Yıllar farkına varmadan geçip gitmiş. Emeklilik planları yapılan bir yaşa yaklaştığım zaman kafamı kaldırıp baktığımda bir de ne göreyim aynı hamam aynı tas. Devrim gereksinimi daha da güçlenmiş, devrim umudu daha da sönük hale gelmiş. Söz konusu olan devrim, ne ailenin, dinin, devletin ve piyasanın ortadan kaldırılması, sapkın olarak değerlendirilen ilişkilerin normalleşmesi ne de sınıfların, sömürünün, tahakkümün toptan ortadan kalkmasıdır. Gereksinim duyulan devrim, Türkiye’de on yedinci yüzyıldan bu yana süren, sömürü ve tahakkümün bekası ve yoğunlaşması bakımından bile bir gerekliliği yokken her neslin hayatını kabusa çeviren, ancak köle ruhluların ve mazoistlerin kendini hoşnut hissettiği koşulların aşılmasıdır.

* * *

Adam Smith on sekizinci yüzyılın sonunda dünyanın en gelişmiş ülkesinin Çin olduğunu yazar. On dokuzuncu yüzyılda emperyalist yayılmacılar, Çin’de başarılı oldular. Çin, yirminci yüzyıla en geri kalmış ülkelerden bir olarak girdi. Yirminci yüzyılda uzun ve sabırlı bir devrimci süreçten geçti. Yirmi birinci yüzyıla yeniden en gelişmiş ülke olmaya doğru ilerleyerek girdi.

Türkiye, devrimci dönüşümden geçmediği için dört yüz yıldır daraldı; daralmayı sürdürüyor. İç karartıcı bir durum. Kolaylıkla umutsuzluğa sürüklenebilir insan.

Bir yandan dört yüz yıllık tecrübe bize bu işin örgüt eliyle ve giderek ülke çapında en geniş örgüt olan devlet eliyle olamayacağını gösterirken, diğer yandan bu işlerin örgütsüz olmayacağının açıkça belli olması umutsuzluğun kaynağında yatıyor. İyi niyetli bir nesil örgütlü olarak devrimci bir adım atsa bile bu döngünün bir evresi olmanın ötesine geçmiyor. Örgütlenme gerekse de yetersiz kalıyor.

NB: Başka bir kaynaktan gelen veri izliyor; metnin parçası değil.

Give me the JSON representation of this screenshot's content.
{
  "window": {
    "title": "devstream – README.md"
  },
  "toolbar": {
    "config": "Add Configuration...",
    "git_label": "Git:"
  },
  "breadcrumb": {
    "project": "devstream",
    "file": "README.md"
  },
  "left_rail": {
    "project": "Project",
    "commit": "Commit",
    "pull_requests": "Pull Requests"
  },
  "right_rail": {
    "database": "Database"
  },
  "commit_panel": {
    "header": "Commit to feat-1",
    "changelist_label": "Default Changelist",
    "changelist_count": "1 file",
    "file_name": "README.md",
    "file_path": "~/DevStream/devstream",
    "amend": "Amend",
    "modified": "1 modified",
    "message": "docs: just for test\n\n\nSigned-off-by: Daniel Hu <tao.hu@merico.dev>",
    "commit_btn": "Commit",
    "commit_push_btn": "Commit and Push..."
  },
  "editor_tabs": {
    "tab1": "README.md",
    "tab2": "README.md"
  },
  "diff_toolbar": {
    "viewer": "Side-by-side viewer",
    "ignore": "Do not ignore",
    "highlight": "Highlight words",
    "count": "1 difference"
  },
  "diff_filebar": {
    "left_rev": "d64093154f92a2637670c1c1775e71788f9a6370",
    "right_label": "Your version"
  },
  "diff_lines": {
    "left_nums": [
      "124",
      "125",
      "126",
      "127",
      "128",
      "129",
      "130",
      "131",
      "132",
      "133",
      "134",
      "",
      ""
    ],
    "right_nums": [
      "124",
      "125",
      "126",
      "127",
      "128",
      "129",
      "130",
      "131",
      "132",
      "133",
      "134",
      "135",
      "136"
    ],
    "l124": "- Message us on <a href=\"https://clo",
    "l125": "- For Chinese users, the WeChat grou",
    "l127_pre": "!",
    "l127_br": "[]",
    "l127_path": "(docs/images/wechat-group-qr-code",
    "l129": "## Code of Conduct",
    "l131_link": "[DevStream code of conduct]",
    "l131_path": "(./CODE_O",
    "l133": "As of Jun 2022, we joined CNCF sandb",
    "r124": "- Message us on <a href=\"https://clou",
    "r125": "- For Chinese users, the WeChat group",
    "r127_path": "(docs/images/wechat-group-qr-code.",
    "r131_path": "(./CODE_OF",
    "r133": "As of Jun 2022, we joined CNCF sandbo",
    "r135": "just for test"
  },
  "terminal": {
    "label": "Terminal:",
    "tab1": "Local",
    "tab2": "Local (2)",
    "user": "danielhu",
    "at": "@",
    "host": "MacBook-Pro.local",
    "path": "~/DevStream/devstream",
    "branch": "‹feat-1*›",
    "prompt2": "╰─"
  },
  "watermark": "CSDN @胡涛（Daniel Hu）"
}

Köklü dönüşüm için kültürel bir uyanış gerekiyor. Bilerek “kültürel değişim” değil “kültürel uyanış” diyorum çünkü gereksinim duyduğumuz kültürel zenginlik, çeşitlilik, birikim Türkiye’de var. Kendimizi hangi durum olursa olsun aciliyet hissine kaptırıp kısa dönemli çıkar hesaplarıyla saflaşarak bu zenginliği parçalıyoruz. Bir saftakiler kültürel öğelerin bir bölümünü, diğer saftakiler diğer bir bölümünü, başka bir saftakiler başka bir bölümünü dışlayarak, içimizdeki –bir arada olduklarında bir anlam ifade eden– kültürel zenginliği kısmen bastırıp kullanılamaz hale getiriyoruz.

Saflar arasındaki diyalog aslında insanın kendi içinde, bir türlü girmeye cesaret edemediği bir diyalogtur. “Ben dile getirmeye cesaret edemezsem başkalarından gönüllerini bir selama ve zihinlerini bastırdıkları fikirlere açma cesaretini göstermelerini nasıl bekleyebilirim?” diye düşünüp Aklın Kuşku Hali’ni her saftan dışlanmayı göze alarak yazdım.

“Okumalısın ve olabildiğince çok okunmasını sağlamalısın” diye düşünüyorum.